Not many people

After becoming a leader, there is a choice you have to make.

As you are in the middle, many think the choice is between siding with management and siding with your team. But the truth is, the two sides are not at war. And a huge part of your responsibilities as a leader is to not act as if they were.

The tension is instead between you and your team.

Every request from the people you lead will cut into your time, energy, and focus. You will not be able to do what you were doing before, what you were good at before. They will ask, demand, pretend, guess, second guess, and ask some more. They will push you to do things you are not used to. They will force you to have conversations you would normally avoid. They will expect that you raise above yourself, often without any guidance, and act as the leader you are paid to be.

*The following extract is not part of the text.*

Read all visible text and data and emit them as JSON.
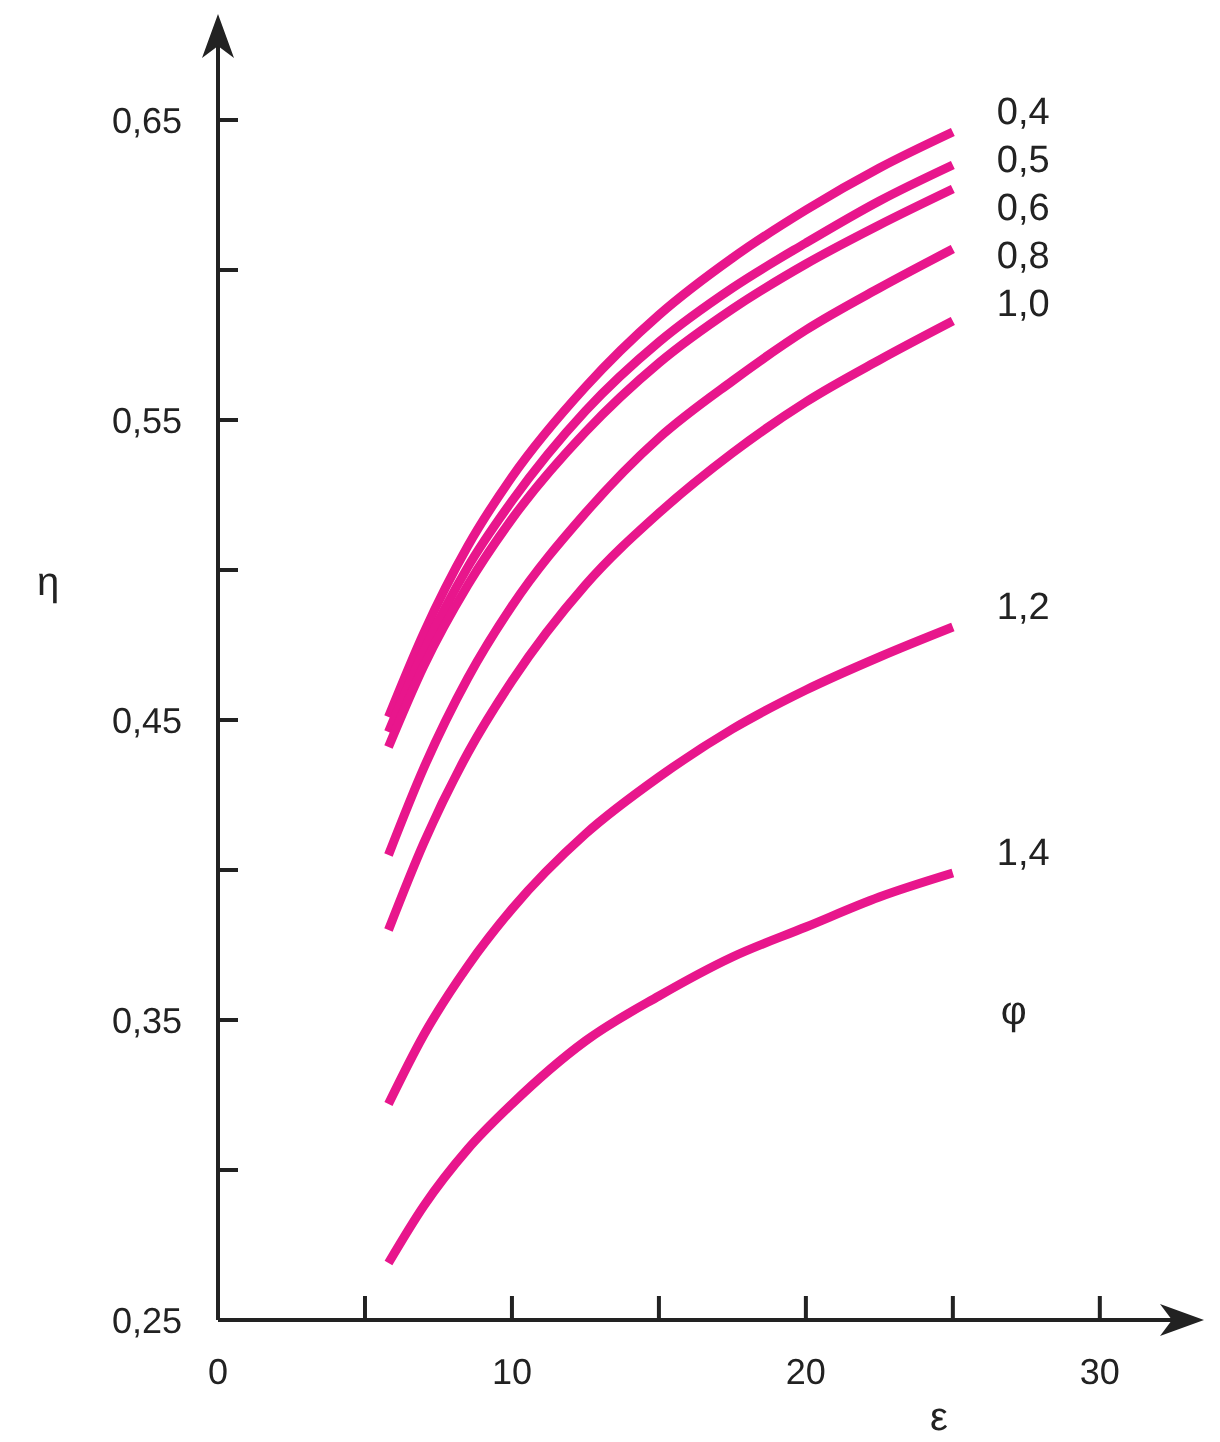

And so the choice is between being who you are and being who your team wants and needs you to be.

Not many people are willing to let go – of their ideas, of their ways, of their habits, of their responsibilites, of their work, of their ego.

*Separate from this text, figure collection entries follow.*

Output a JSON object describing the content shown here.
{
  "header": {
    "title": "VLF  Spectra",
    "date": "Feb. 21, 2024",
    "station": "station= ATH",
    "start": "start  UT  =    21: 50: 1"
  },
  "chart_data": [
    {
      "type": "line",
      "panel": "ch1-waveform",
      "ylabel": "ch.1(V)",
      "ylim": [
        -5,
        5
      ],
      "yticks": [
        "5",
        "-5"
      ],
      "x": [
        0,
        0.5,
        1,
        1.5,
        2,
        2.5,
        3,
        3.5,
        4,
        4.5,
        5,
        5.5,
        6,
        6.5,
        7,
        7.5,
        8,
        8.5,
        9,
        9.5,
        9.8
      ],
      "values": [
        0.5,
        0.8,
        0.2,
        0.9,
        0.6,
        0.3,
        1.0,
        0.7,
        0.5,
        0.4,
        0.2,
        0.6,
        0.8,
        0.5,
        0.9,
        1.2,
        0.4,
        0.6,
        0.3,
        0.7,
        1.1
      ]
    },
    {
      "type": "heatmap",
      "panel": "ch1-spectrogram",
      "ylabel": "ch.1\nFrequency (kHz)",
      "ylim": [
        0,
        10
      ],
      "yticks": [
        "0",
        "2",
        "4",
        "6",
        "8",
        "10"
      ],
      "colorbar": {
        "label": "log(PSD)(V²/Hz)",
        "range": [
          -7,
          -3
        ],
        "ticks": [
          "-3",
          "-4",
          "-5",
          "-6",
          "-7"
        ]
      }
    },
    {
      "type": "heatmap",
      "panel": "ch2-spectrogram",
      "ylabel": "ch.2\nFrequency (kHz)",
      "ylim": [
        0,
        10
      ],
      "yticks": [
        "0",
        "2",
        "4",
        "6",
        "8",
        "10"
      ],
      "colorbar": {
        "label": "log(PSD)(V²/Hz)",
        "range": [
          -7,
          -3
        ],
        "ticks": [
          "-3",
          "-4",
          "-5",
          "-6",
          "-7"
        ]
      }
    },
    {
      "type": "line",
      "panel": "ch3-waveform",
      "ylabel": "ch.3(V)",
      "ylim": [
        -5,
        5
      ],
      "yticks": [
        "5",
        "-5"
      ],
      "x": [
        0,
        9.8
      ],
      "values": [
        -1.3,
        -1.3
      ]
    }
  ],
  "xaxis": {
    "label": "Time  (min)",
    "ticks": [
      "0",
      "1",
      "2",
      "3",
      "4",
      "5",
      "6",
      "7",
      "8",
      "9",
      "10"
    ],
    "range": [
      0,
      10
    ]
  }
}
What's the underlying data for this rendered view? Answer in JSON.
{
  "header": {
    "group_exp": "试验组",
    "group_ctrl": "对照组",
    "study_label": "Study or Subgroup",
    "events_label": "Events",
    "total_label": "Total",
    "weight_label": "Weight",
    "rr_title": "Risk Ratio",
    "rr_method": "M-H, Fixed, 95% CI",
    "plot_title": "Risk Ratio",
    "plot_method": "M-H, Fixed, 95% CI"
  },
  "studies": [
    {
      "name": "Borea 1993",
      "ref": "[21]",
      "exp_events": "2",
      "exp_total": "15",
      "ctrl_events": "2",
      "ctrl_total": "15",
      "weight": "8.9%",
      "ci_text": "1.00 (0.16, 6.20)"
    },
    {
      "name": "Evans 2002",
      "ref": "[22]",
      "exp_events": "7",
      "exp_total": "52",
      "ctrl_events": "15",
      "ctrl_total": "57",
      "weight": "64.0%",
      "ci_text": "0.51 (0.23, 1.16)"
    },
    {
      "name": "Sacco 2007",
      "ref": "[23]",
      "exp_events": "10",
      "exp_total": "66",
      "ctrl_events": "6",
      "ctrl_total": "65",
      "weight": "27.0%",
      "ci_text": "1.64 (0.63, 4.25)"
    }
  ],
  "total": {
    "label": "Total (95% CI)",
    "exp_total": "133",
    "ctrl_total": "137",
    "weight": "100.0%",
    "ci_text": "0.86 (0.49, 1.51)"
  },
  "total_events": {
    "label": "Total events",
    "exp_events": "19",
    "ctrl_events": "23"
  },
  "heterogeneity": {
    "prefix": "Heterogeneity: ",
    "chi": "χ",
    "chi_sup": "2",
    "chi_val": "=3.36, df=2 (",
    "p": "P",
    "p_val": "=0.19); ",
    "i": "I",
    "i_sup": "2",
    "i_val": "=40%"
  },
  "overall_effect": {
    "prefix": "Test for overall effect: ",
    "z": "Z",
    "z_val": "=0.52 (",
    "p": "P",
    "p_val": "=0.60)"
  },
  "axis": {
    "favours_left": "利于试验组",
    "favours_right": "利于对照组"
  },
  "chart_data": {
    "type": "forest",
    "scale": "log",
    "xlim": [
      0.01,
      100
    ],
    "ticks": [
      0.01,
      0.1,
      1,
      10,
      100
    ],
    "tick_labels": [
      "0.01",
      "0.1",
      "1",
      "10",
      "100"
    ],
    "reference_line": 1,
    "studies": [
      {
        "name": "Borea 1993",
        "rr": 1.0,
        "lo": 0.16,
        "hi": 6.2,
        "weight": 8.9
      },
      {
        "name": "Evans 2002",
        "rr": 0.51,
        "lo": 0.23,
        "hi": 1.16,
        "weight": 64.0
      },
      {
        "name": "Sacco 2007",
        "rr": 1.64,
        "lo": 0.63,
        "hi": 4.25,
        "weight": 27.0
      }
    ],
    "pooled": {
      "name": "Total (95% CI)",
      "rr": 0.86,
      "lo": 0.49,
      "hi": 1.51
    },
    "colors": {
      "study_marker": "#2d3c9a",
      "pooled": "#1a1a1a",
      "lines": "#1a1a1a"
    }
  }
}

Not many people are good leaders.

Winners

We read of winners, and somehow we convince ourselves that if we will apply the same tactics we will be winners too.

Of course, those tactics have been used by a countless number of people, in a countless number of situations, and they did not work. We just do not hear about that.

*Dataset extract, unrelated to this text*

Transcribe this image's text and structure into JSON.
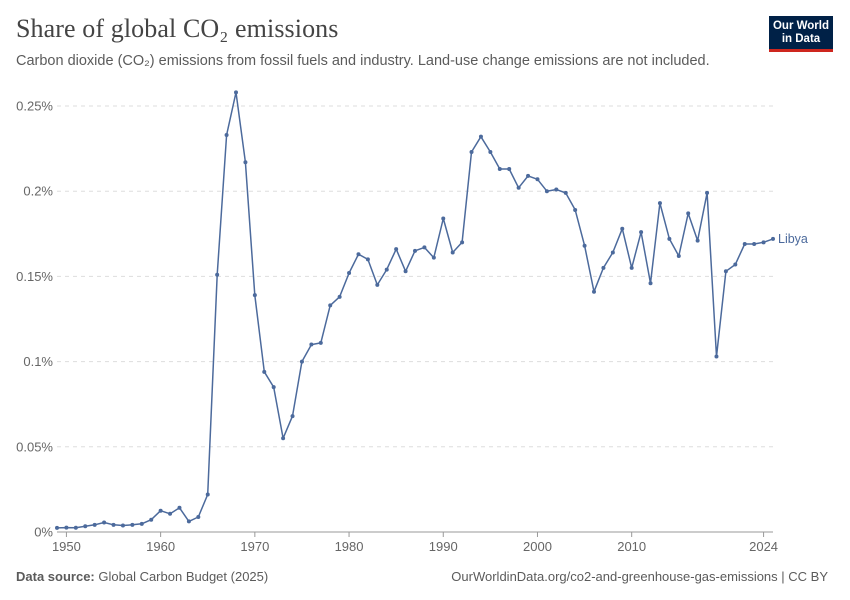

Success is fascinating. Not only because it puts us under the spotlight, but also because it makes others blind to the sweat, stains, and tears that have put us there. There is no magic recipe. Just a story that we craft among immense difficulties and that often gives us back much less than we expected.

Enjoy the journey. It’s the only way.

A practice of research

What you create is not going to be consumed the way you thought it would.

There is no education. There is no explaining. There is no walkthrough. The only way you address this is by committing to a practice of research.

Ask.

Listen.

Aggregate.

Adjust.

Ask.

Listen.

Aggregate.

Adjust.

It might be that at some point what you create is no longer what you want to create. It is not likely, but it is a possibility.

In that case, move a step away and start over.

Ask.

Listen.

Aggregate.

Adjust.

The dumber marketer

Is being dumb giving you an edge in marketing?

I am not talking about a lack of intelligence, but rather of a genuine, näive ignorance around topics you probably can never be very sure about.

Why is this campaign working?

What do you mean by that word you are using so frequently in your copy?

What is our ideal customer? Where do they hang out? What do they care about?

Why is this blog post performing way above average?

Do our visitors approach our resources in terms of “case studies”, “videos”, and “whitepaper”, or are they seeking information about what type of customer, what use cases, what pain points?

Are we expressing our product this way because it is comfortable for us or because it makes sense to our target customers?

I am not sold on the idea that being certain and confident is a good thing in marketing. What worked yesterday, what is working today, will probably not work tomorrow. What worked for that campaign, will probably not work this time. What worked in one company, will probably not work in the new one.

So, is the dumber marketer the one who is going to ask those questions?

Meeting checklist

I don’t know how many people I have heard at different levels of any given organization complaining about meetings. And I don’t know how it is possible that despite this we are spending between 20 and 50% of our working time in meetings.

A study by Mroz et al. features a very useful checklist to make the best out of meetings – thanks to Ethan Mollick for sharing it.

Start with considering if the meeting is necessary or not – information sharing and updates are not valid reasons to have a meeting -, as well as who should be present – being a fly on the wall is a huge waste of time. Then have an agenda (and stick to it), avoid complaining (as in nothing ever works or this issue cannot be fixed), and follow up with a request for feedback, from which you commit to take ideas to improve future meetings.

We all want to get better at meetings. Who is taking the first step?